DependencyTrack / dependency-track

Dependency-Track is an intelligent Component Analysis platform that allows organizations to identify and reduce risk in the software supply chain.
https://dependencytrack.org/
Apache License 2.0
2.72k stars 580 forks source link

GitHub Advisory Mirroring recursion does not properly handle secondary rate limits #4291

Open officerNordberg opened 1 month ago

officerNordberg commented 1 month ago

Current Behavior

GitHub Mirroring fails nearly daily and is not resilient. While troubleshooting after weeks of ~30 failures per day due I believe to the recursive nature of the mirroring I finally added a sleep statement between all graphql calls which resulted getting the first updates to the VULNERABILITY table since the 11th, the last day it ran without incident. It's hard to confirm this as the CREATED column is not populated on the table but UPDATED is and inferring Descending Primary Keys as "created dates" there are large gaps in GHSA primary keys that correlate to the days I received notifications of failed mirror attempts. I think the recursion is trying to handle this but it just results in 30 or more error Notifications being sent instead of just 1.

I added some additional details to the error message.

2024-10-21 16:49:15,024 ERROR [GitHubAdvisoryMirrorTask] An error was encountered retrieving advisories with HTTP Status : 403 Forbidden 
{  "documentation_url": "https://docs.github.com/free-pro-team@latest/rest/overview/rate-limits-for-the-rest-api#about-secondary-rate-limits",  
"message": "You have exceeded a secondary rate limit. Please wait a few minutes before you try again. 
If you reach out to GitHub Support for help, please include the request ID DEAD:DEED39:7ADE8B:ED56A1:67168609."}

curling my user I see these headers

< x-github-media-type: github.v4; format=json
< x-ratelimit-limit: 5000
< x-ratelimit-remaining: 4845
< x-ratelimit-reset: 1729532625
< x-ratelimit-used: 155
< x-ratelimit-resource: graphql

Attempted to get feedback on this issue as a discussion first. https://github.com/DependencyTrack/dependency-track/discussions/4239

Steps to Reproduce

  1. Enable GitHub Mirroring and notifications when it fails.

Expected Behavior

Secondary rate limits should be handled with a retry with backoff strategy.

Dependency-Track Version

4.11.x

Dependency-Track Distribution

Container Image

Database Server

PostgreSQL

Database Server Version

11.22

Browser

Google Chrome

Checklist

nscuro commented 1 month ago

Been meaning to switch to https://github.com/jeremylong/Open-Vulnerability-Project/tree/main/open-vulnerability-clients#github-security-advisory-example for this anyway. We already use that lib for the NVD REST API integration and it handles retries, also for rate limiting, behind the scenes. In doing this, we should also switch to incremental mirroring so we're not re-downloading everything everyday, which is what we're currently doing.

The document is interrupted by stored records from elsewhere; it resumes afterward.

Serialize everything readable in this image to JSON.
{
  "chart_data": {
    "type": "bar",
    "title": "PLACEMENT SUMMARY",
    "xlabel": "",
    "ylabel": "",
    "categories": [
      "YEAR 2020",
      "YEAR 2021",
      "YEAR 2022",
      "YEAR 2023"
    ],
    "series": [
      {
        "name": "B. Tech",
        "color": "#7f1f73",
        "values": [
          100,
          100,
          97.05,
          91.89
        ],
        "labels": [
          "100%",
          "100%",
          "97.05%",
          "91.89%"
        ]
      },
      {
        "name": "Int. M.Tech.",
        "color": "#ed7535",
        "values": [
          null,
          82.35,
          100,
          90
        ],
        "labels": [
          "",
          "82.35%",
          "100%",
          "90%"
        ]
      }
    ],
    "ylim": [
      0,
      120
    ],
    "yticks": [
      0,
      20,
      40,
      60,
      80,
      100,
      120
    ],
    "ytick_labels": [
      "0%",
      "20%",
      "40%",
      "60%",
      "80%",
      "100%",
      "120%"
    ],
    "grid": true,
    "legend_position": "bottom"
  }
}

nscuro commented 1 month ago

@officerNordberg In #4239 you mention:

Is everyone else using this with enterprise accounts and not personal accounts?

Regarding secondary rate limits, the GitHub docs say:

Make too many concurrent requests. No more than 100 concurrent requests are allowed. This limit is shared across the REST API and GraphQL API.

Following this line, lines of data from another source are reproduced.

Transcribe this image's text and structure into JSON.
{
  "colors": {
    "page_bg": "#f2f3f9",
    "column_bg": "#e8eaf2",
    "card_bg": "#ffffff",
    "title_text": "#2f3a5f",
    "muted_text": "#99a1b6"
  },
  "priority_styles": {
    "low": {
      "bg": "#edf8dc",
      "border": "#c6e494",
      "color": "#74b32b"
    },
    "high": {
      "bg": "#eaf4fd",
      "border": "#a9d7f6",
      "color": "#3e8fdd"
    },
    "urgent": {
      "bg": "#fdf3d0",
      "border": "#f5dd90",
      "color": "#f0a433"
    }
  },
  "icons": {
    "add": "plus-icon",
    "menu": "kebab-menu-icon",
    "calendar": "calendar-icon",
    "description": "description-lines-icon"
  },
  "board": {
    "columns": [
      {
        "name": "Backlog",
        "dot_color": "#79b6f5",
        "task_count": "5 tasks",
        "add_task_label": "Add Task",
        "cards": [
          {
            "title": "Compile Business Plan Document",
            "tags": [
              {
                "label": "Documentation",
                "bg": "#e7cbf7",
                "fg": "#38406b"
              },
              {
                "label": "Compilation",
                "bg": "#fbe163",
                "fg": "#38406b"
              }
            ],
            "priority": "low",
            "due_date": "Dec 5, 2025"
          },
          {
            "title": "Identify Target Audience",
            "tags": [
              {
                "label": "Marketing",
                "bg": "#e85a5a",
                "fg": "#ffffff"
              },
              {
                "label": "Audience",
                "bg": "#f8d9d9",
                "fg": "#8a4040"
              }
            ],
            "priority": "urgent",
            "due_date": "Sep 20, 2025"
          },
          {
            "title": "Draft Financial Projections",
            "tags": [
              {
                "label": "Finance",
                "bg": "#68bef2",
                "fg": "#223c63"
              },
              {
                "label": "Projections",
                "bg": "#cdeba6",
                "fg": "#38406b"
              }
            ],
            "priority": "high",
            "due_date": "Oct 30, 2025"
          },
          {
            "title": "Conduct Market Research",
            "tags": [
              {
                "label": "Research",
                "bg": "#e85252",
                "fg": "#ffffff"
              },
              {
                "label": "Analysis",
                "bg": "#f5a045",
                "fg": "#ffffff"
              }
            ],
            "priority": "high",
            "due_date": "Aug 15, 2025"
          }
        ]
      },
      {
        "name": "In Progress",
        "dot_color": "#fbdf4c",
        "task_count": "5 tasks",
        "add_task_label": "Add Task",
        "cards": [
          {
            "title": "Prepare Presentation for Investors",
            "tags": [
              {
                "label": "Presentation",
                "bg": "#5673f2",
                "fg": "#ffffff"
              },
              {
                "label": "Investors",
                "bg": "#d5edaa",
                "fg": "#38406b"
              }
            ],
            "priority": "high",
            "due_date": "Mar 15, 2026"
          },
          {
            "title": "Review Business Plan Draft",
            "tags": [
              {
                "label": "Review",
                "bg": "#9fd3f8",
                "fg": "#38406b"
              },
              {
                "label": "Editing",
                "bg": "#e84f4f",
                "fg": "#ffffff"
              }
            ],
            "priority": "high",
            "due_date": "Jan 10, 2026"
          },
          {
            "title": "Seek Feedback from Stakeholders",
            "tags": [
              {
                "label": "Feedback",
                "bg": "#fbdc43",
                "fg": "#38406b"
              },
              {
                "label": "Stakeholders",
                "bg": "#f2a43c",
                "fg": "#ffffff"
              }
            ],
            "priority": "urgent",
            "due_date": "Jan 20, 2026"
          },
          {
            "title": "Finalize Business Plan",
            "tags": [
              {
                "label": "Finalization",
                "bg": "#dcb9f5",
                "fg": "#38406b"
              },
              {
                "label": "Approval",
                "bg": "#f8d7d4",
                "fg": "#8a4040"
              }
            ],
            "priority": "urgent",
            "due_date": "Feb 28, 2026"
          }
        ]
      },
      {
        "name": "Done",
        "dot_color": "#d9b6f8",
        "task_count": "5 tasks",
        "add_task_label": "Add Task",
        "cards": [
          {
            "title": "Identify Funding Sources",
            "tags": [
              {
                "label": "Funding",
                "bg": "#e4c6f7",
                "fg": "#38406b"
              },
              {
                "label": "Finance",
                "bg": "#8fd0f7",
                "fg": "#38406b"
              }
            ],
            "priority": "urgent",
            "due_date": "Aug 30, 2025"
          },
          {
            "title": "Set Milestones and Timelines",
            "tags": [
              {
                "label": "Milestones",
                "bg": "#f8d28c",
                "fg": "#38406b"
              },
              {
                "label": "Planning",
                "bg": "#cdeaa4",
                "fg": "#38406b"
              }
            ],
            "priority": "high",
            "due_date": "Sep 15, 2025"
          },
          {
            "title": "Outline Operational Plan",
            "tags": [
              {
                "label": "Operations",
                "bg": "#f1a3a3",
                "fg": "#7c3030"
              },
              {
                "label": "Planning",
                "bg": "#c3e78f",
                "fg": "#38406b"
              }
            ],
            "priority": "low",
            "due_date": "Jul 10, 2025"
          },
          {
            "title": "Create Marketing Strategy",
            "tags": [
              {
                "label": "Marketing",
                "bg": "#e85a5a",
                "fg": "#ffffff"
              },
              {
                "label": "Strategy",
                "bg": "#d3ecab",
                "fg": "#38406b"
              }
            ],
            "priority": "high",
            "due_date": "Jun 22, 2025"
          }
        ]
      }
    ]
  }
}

Could it be that your organization has other API tokens that are used for interacting with GitHub's APIs? I'm wondering if simply using a personal token would at least temporarily resolve the issue for you.

In any case, given this statement in the docs:

These secondary rate limits are subject to change without notice. You may also encounter a secondary rate limit for undisclosed reasons.

we will need a retry mechanism no matter if the above resolves your problem for now.

officerNordberg commented 1 month ago

Could it be that your organization has other API tokens that are used for interacting with GitHub's APIs? I'm wondering if simply using a personal token would at least temporarily resolve the issue for you.

Nope, the tokens I've used are personal and not Enterprise. I also created new ones and purged old ones. Nothing else was using the tokens. I posted the rate-limit output, it was not hitting the primary limits, it was hitting the secondary limits. I asked about Enterprise tokens to see why this wasn't a more pervasive issue. The only thing that came to mind was everyone else IS using Enterprise tokens which might be why no one else seems to be seeing this issue. The other thought was maybe most people are experiencing mirroring issues but just not seeing it because they don't have notifications configured like ours.

In any case, given this statement in the docs:

These secondary rate limits are subject to change without notice. You may also encounter a secondary rate limit for undisclosed reasons.

we will need a retry mechanism no matter if the above resolves your problem for now.

Yes, the current download the entire thing daily without any retry appears to be in need of replacement.